Page 1 of 1

profiling time and space ?

Posted: Tue Oct 14, 2008 4:09 am
by vairus
Hi,

Am new to information analyzer and i had lot of question.

Am doing column analysis on flat file size of 2.3GB. It had 6.6 million rows.

What is the amount of space needed for this table in DB2?

am using 2 proc of 3.6GHZ ,160 GB harddisk and 3GB Ram..how long it will take to finish column analysis for above table?

while doing analysis it creating dataset in ibm/informationserver/server/dataset folder and clear all the files after the process. Is the dataset folder is tempspace for IA?

How to monitor the status of job while its running?

Thanks in advance guys

Vairamuthu

Posted: Tue Oct 14, 2008 2:25 pm
by Aruna Gutti
I can give an answer for one of your questions.

You can monitor the Column Analysis jobs in Director Client in ANALYZERPROJECT.

Posted: Tue Oct 14, 2008 3:11 pm
by ray.wurlod
Use DB2 Control Center to see which tablespaces are used in IADB and ANALYZERPROJECT and the amount of space allocated to and used by each. Table space management is usually set to "automatic".

Posted: Wed Oct 15, 2008 7:30 am
by vairus
Thanks for your reply Aruna and ray .

Posted: Tue Jan 06, 2009 2:28 pm
by mee
Can someone shed any light as to what IA is doing under the cover? And why does it need the IADB and ANALYZERPROJECT tables?

Thanks in advance.

Posted: Tue Jan 06, 2009 2:30 pm
by mee
Can someone shed any light as to what IA is doing under the cover? And why does it need the IADB and ANALYZERPROJECT tables?

Thanks in advance.

Posted: Tue Jan 06, 2009 3:11 pm
by ray.wurlod
Information Analyzer analysis tasks are run as DataStage jobs in the ANALYZERPROJECT DataStage project.

The Information Analyzer database (IADB) is used to store the results of analysis - for example the results of column analysis are used in performing table analysis and cross-table analysis.

Posted: Tue Jan 06, 2009 4:39 pm
by mee
Ray, Thanks for the response.

I do have some follow up questions. Will appreciate getting further clarity on these.

We have some large files (~ few GB) that we need to get from outside vendors and one major problem is quality of the data files. We also have a fixed time window in which the profiling must complete and report back issues to the vendors. We are likely to do column profiling as well as primary key inference against these files. The column type is of varchar 256. What are some guidance on HW and storage? I am looking for approximate number of CPUs/cores, memory size and disk size to complete the job in approximately in 2 hours.

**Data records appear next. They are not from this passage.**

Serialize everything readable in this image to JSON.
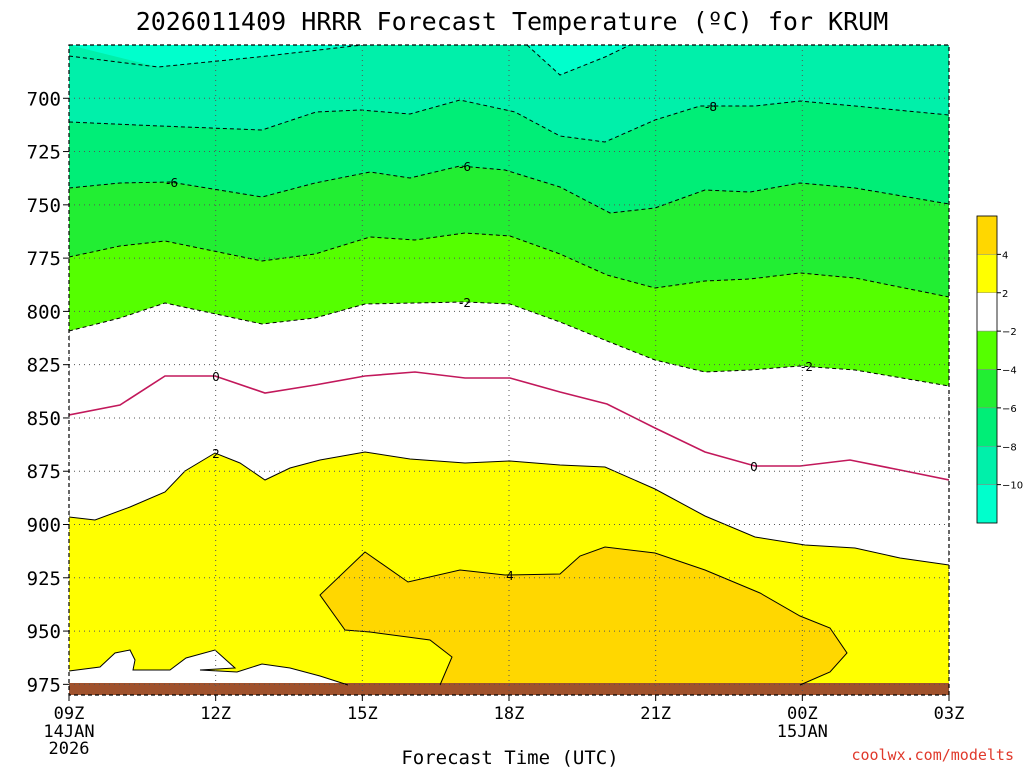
{
  "chart_data": {
    "type": "contour",
    "title": "2026011409 HRRR Forecast Temperature (ºC) for KRUM",
    "xlabel": "Forecast Time (UTC)",
    "ylabel": "",
    "credit": "coolwx.com/modelts",
    "x_ticks": [
      {
        "label": "09Z",
        "sub": [
          "14JAN",
          "2026"
        ],
        "hour": 0
      },
      {
        "label": "12Z",
        "sub": [],
        "hour": 3
      },
      {
        "label": "15Z",
        "sub": [],
        "hour": 6
      },
      {
        "label": "18Z",
        "sub": [],
        "hour": 9
      },
      {
        "label": "21Z",
        "sub": [],
        "hour": 12
      },
      {
        "label": "00Z",
        "sub": [
          "15JAN"
        ],
        "hour": 15
      },
      {
        "label": "03Z",
        "sub": [],
        "hour": 18
      }
    ],
    "y_ticks": [
      "700",
      "725",
      "750",
      "775",
      "800",
      "825",
      "850",
      "875",
      "900",
      "925",
      "950",
      "975"
    ],
    "yrange_hpa": [
      675,
      980
    ],
    "xrange_hours": [
      0,
      18
    ],
    "grid": true,
    "legend": {
      "placement": "right",
      "entries": [
        {
          "label": "4",
          "color": "#ffd700"
        },
        {
          "label": "2",
          "color": "#ffff00"
        },
        {
          "label": "−2",
          "color": "#ffffff"
        },
        {
          "label": "−4",
          "color": "#55ff00"
        },
        {
          "label": "−6",
          "color": "#22ee33"
        },
        {
          "label": "−8",
          "color": "#00ee77"
        },
        {
          "label": "−10",
          "color": "#00f0aa"
        },
        {
          "label": "",
          "color": "#00ffcc"
        }
      ]
    },
    "fill_colors": {
      "le_neg10": "#00ffcc",
      "neg10_neg8": "#00f0aa",
      "neg8_neg6": "#00ee77",
      "neg6_neg4": "#22ee33",
      "neg4_neg2": "#55ff00",
      "neg2_2": "#ffffff",
      "2_4": "#ffff00",
      "ge_4": "#ffd700",
      "ground": "#a0522d"
    },
    "contour_labels": [
      "-8",
      "-6",
      "-2",
      "0",
      "2",
      "4",
      "0",
      "-2",
      "-6"
    ]
  }
}
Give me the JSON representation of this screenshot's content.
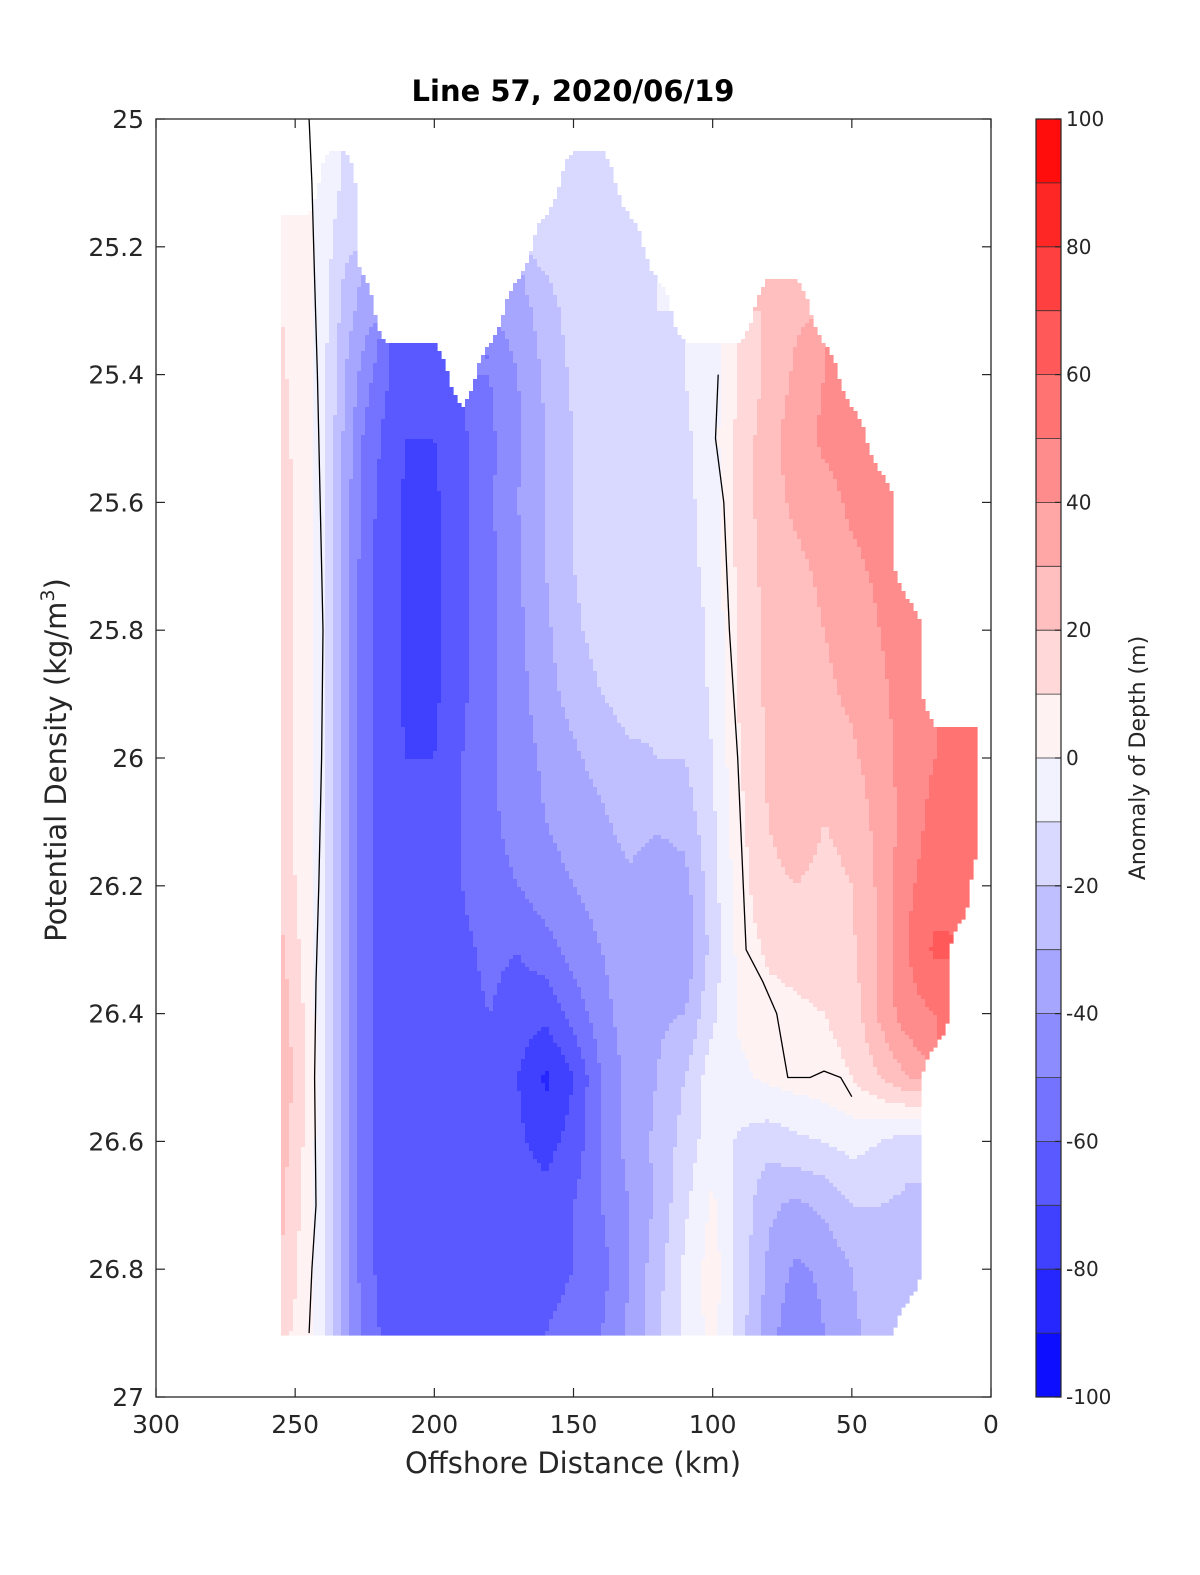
{
  "chart_data": {
    "type": "filled-contour",
    "title": "Line 57, 2020/06/19",
    "xlabel": "Offshore Distance (km)",
    "ylabel_main": "Potential Density (kg/m",
    "ylabel_sup": "3",
    "ylabel_close": ")",
    "colorbar_label": "Anomaly of Depth (m)",
    "xlim": [
      300,
      0
    ],
    "x_reversed": true,
    "ylim": [
      25,
      27
    ],
    "y_reversed": true,
    "xticks": [
      300,
      250,
      200,
      150,
      100,
      50,
      0
    ],
    "yticks": [
      25,
      25.2,
      25.4,
      25.6,
      25.8,
      26,
      26.2,
      26.4,
      26.6,
      26.8,
      27
    ],
    "ytick_labels": [
      "25",
      "25.2",
      "25.4",
      "25.6",
      "25.8",
      "26",
      "26.2",
      "26.4",
      "26.6",
      "26.8",
      "27"
    ],
    "colorbar_range": [
      -100,
      100
    ],
    "colorbar_step": 10,
    "colorbar_ticks": [
      -100,
      -80,
      -60,
      -40,
      -20,
      0,
      20,
      40,
      60,
      80,
      100
    ],
    "colors": {
      "low": "#0000ff",
      "mid": "#ffffff",
      "high": "#ff0000"
    },
    "contour_line_level": 0,
    "grid": false,
    "x_nodes": [
      255,
      245,
      238,
      232,
      225,
      218,
      210,
      200,
      190,
      180,
      170,
      160,
      150,
      140,
      130,
      120,
      110,
      100,
      90,
      80,
      70,
      60,
      50,
      40,
      30,
      20,
      10,
      5
    ],
    "y_nodes": [
      25.0,
      25.1,
      25.2,
      25.3,
      25.4,
      25.5,
      25.6,
      25.7,
      25.8,
      25.9,
      26.0,
      26.1,
      26.2,
      26.3,
      26.4,
      26.5,
      26.6,
      26.7,
      26.8,
      26.9
    ],
    "anomaly_rows": [
      [
        null,
        null,
        null,
        null,
        null,
        null,
        null,
        null,
        null,
        null,
        null,
        null,
        null,
        null,
        null,
        null,
        null,
        null,
        null,
        null,
        null,
        null,
        null,
        null,
        null,
        null,
        null,
        null
      ],
      [
        null,
        null,
        -5,
        -12,
        null,
        null,
        null,
        null,
        null,
        null,
        null,
        null,
        -15,
        -15,
        null,
        null,
        null,
        null,
        null,
        null,
        null,
        null,
        null,
        null,
        null,
        null,
        null,
        null
      ],
      [
        8,
        2,
        -8,
        -18,
        null,
        null,
        null,
        null,
        null,
        null,
        null,
        -16,
        -15,
        -14,
        -12,
        null,
        null,
        null,
        null,
        null,
        null,
        null,
        null,
        null,
        null,
        null,
        null,
        null
      ],
      [
        10,
        2,
        -10,
        -25,
        -35,
        null,
        null,
        null,
        null,
        null,
        -35,
        -25,
        -15,
        -12,
        -10,
        -10,
        null,
        null,
        null,
        20,
        28,
        null,
        null,
        null,
        null,
        null,
        null,
        null
      ],
      [
        12,
        2,
        -12,
        -30,
        -45,
        -58,
        -66,
        -66,
        null,
        -50,
        -40,
        -28,
        -18,
        -14,
        -12,
        -12,
        -10,
        -4,
        12,
        22,
        32,
        40,
        null,
        null,
        null,
        null,
        null,
        null
      ],
      [
        14,
        2,
        -13,
        -33,
        -52,
        -62,
        -70,
        -70,
        -62,
        -52,
        -42,
        -30,
        -20,
        -15,
        -13,
        -13,
        -12,
        -4,
        14,
        26,
        36,
        42,
        44,
        null,
        null,
        null,
        null,
        null
      ],
      [
        15,
        2,
        -13,
        -35,
        -55,
        -64,
        -72,
        -72,
        -62,
        -52,
        -40,
        -30,
        -20,
        -15,
        -13,
        -13,
        -13,
        -5,
        14,
        26,
        32,
        36,
        42,
        44,
        null,
        null,
        null,
        null
      ],
      [
        16,
        2,
        -14,
        -36,
        -56,
        -65,
        -72,
        -73,
        -62,
        -52,
        -42,
        -30,
        -20,
        -14,
        -13,
        -14,
        -14,
        -6,
        14,
        24,
        28,
        32,
        38,
        42,
        null,
        null,
        null,
        null
      ],
      [
        17,
        2,
        -14,
        -36,
        -56,
        -65,
        -72,
        -73,
        -62,
        -52,
        -42,
        -32,
        -22,
        -16,
        -14,
        -16,
        -16,
        -8,
        12,
        22,
        26,
        30,
        34,
        40,
        45,
        null,
        null,
        null
      ],
      [
        17,
        2,
        -14,
        -37,
        -56,
        -65,
        -72,
        -72,
        -62,
        -52,
        -44,
        -34,
        -26,
        -20,
        -16,
        -18,
        -18,
        -8,
        12,
        22,
        26,
        28,
        32,
        38,
        44,
        null,
        null,
        null
      ],
      [
        17,
        2,
        -14,
        -37,
        -56,
        -65,
        -70,
        -70,
        -60,
        -52,
        -45,
        -38,
        -32,
        -26,
        -22,
        -20,
        -20,
        -10,
        10,
        22,
        26,
        24,
        28,
        36,
        44,
        50,
        54,
        52
      ],
      [
        17,
        2,
        -14,
        -37,
        -56,
        -65,
        -68,
        -68,
        -60,
        -52,
        -46,
        -40,
        -36,
        -32,
        -26,
        -28,
        -26,
        -12,
        8,
        20,
        24,
        20,
        22,
        34,
        44,
        54,
        58,
        56
      ],
      [
        18,
        2,
        -14,
        -37,
        -56,
        -65,
        -66,
        -66,
        -60,
        -54,
        -50,
        -44,
        -40,
        -36,
        -32,
        -38,
        -34,
        -14,
        6,
        18,
        20,
        18,
        20,
        32,
        48,
        56,
        58,
        null
      ],
      [
        22,
        4,
        -14,
        -37,
        -56,
        -65,
        -66,
        -66,
        -62,
        -58,
        -60,
        -54,
        -46,
        -40,
        -34,
        -36,
        -38,
        -16,
        4,
        12,
        14,
        16,
        18,
        32,
        50,
        62,
        null,
        null
      ],
      [
        26,
        6,
        -14,
        -37,
        -56,
        -65,
        -66,
        -66,
        -62,
        -60,
        -64,
        -68,
        -56,
        -44,
        -34,
        -32,
        -30,
        -12,
        2,
        6,
        8,
        10,
        14,
        32,
        46,
        50,
        null,
        null
      ],
      [
        28,
        8,
        -14,
        -37,
        -56,
        -65,
        -66,
        -64,
        -60,
        -62,
        -70,
        -82,
        -70,
        -50,
        -36,
        -30,
        -20,
        -4,
        -2,
        2,
        4,
        6,
        10,
        20,
        30,
        null,
        null,
        null
      ],
      [
        25,
        6,
        -14,
        -37,
        -56,
        -65,
        -66,
        -66,
        -62,
        -62,
        -68,
        -74,
        -66,
        -50,
        -36,
        -28,
        -16,
        -4,
        -12,
        -16,
        -12,
        -10,
        -6,
        -10,
        -16,
        null,
        null,
        null
      ],
      [
        22,
        4,
        -14,
        -37,
        -56,
        -65,
        -68,
        -68,
        -64,
        -62,
        -64,
        -66,
        -60,
        -50,
        -40,
        -28,
        -12,
        2,
        -14,
        -28,
        -32,
        -28,
        -20,
        -20,
        -22,
        null,
        null,
        null
      ],
      [
        20,
        3,
        -14,
        -37,
        -56,
        -64,
        -66,
        -68,
        -66,
        -64,
        -64,
        -64,
        -60,
        -54,
        -40,
        -24,
        -8,
        5,
        -14,
        -32,
        -42,
        -38,
        -30,
        -24,
        -24,
        null,
        null,
        null
      ],
      [
        14,
        2,
        -14,
        -35,
        -54,
        -62,
        -64,
        -64,
        -64,
        -62,
        -62,
        -60,
        -56,
        -50,
        -38,
        -22,
        -8,
        4,
        -16,
        -36,
        -48,
        -40,
        -32,
        -26,
        null,
        null,
        null,
        null
      ]
    ],
    "zero_contour": [
      [
        245,
        25.0
      ],
      [
        244,
        25.1
      ],
      [
        243,
        25.25
      ],
      [
        242,
        25.4
      ],
      [
        241,
        25.6
      ],
      [
        240,
        25.8
      ],
      [
        240.5,
        26.0
      ],
      [
        241.5,
        26.2
      ],
      [
        242.5,
        26.35
      ],
      [
        243,
        26.5
      ],
      [
        242.5,
        26.7
      ],
      [
        244,
        26.8
      ],
      [
        245,
        26.9
      ]
    ],
    "zero_contour_2": [
      [
        98,
        25.4
      ],
      [
        99,
        25.5
      ],
      [
        96,
        25.6
      ],
      [
        94,
        25.8
      ],
      [
        91,
        26.0
      ],
      [
        89,
        26.2
      ],
      [
        88,
        26.3
      ],
      [
        82,
        26.35
      ],
      [
        77,
        26.4
      ],
      [
        73,
        26.5
      ],
      [
        71,
        26.5
      ],
      [
        65,
        26.5
      ],
      [
        60,
        26.49
      ],
      [
        54,
        26.5
      ],
      [
        50,
        26.53
      ]
    ]
  }
}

Secondly, it's likely that file sizes will grow down the line (but the prolfing functionality will remain same). Is there any way I can maintain the same 2 hour window for column profiling and key inference by doing some data partitioning and parallel processing? If so how would that be done?

Lastly, how do I perform "join" analysis between two files to determine the "join" key between two files?

Thanks in advance.